Autism Spectrum Disorder Basics
For diagnosis of autism spectrum disorder, a child must display symptoms in two core areas: social communication and social interaction, and restrictive, repetitive patterns of behavior, interests, and activities. The symptoms must be impairing, and must be present in the early developmental period—they are typically recognized in a child’s second year—but they may not be fully manifest until a child is older and the social demands exceed his abilities.
In the category of social communication and social interaction, a clinician will look for persistent deficits in social reciprocity, such as back-and-forth conversation and sharing of interests; nonverbal communication, including body language and gestures; and difficulty developing, understanding, and participating in age-appropriate relationships.
In the category of restrictive or repetitive patterns of behavior, a clinician will look for two of the following: stereotyped movements, actions or use of speech, inflexible insistence on routines and rituals, fixated and intense interests, and sensory problems, either from too much sensory input or two little.

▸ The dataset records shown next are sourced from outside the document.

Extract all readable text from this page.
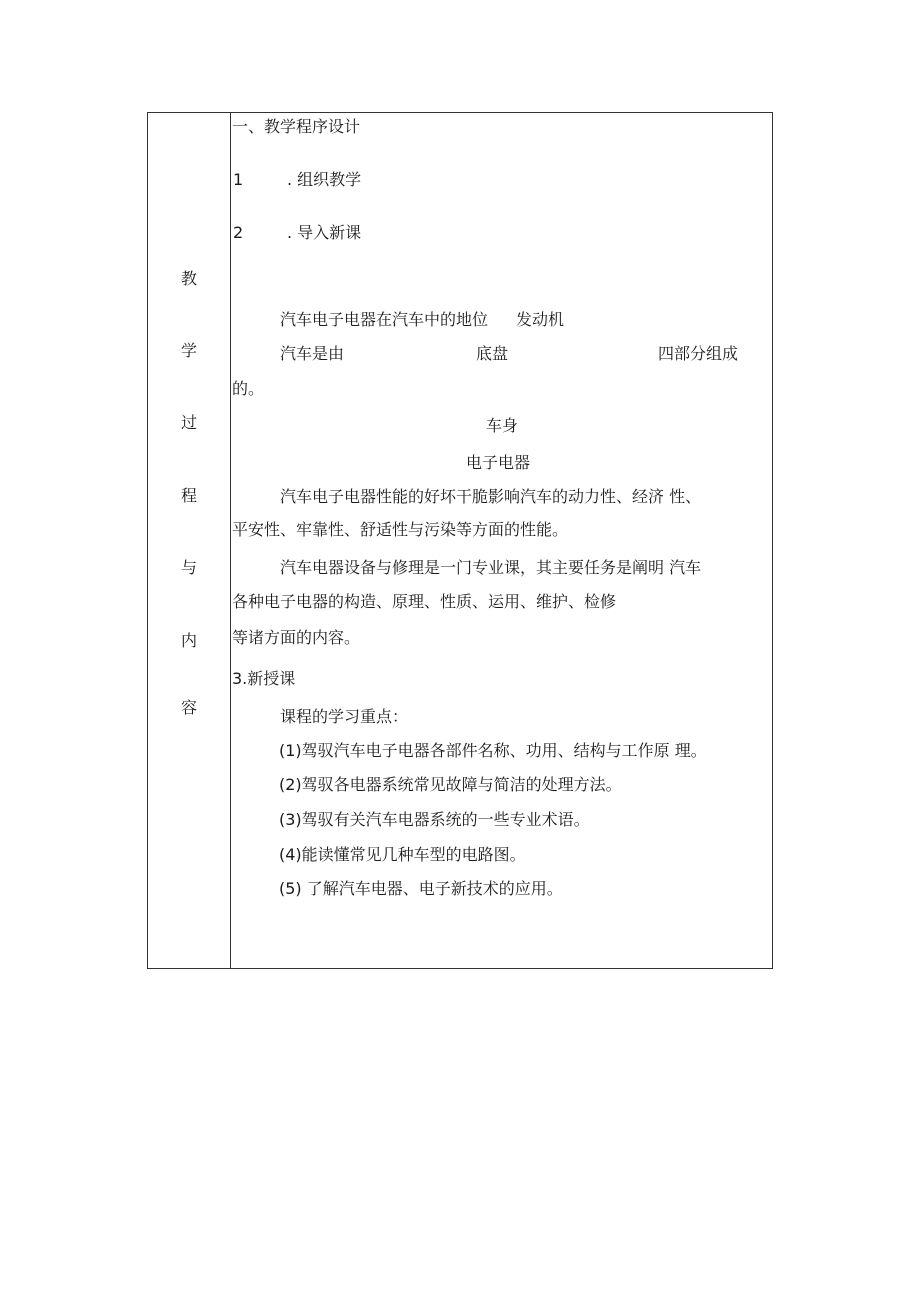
教
学
过
程
与
内
容
一、教学程序设计
1	. 组织教学
2	. 导入新课
汽车电子电器在汽车中的地位 发动机
汽车是由	底盘	四部分组成
的。
车身
电子电器
汽车电子电器性能的好坏干脆影响汽车的动力性、经济 性、
平安性、牢靠性、舒适性与污染等方面的性能。
汽车电器设备与修理是一门专业课，其主要任务是阐明 汽车
各种电子电器的构造、原理、性质、运用、维护、检修
等诸方面的内容。
3.新授课
课程的学习重点：
(1)驾驭汽车电子电器各部件名称、功用、结构与工作原 理。
(2)驾驭各电器系统常见故障与简洁的处理方法。
(3)驾驭有关汽车电器系统的一些专业术语。
(4)能读懂常见几种车型的电路图。
(5) 了解汽车电器、电子新技术的应用。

According to the new criteria, these symptoms must be significantly impairing, and a clinician will specify the severity of each of the symptoms on a three-tiered scale that reflects the amount of support a child would need—requiring support, substantial support, or very substantial support—to function successfully.
Given that children with autism also frequently have cognitive impairment (now called intellectual development disorder), children should not be diagnosed with autism unless their social communication deficits are greater than would be explained by their cognitive impairment.
If a child has impairment in social communication and social interaction but doesn’t have restrictive and repetitive behaviors, he is more likely to be diagnosed with a new disorder called social communication disorder.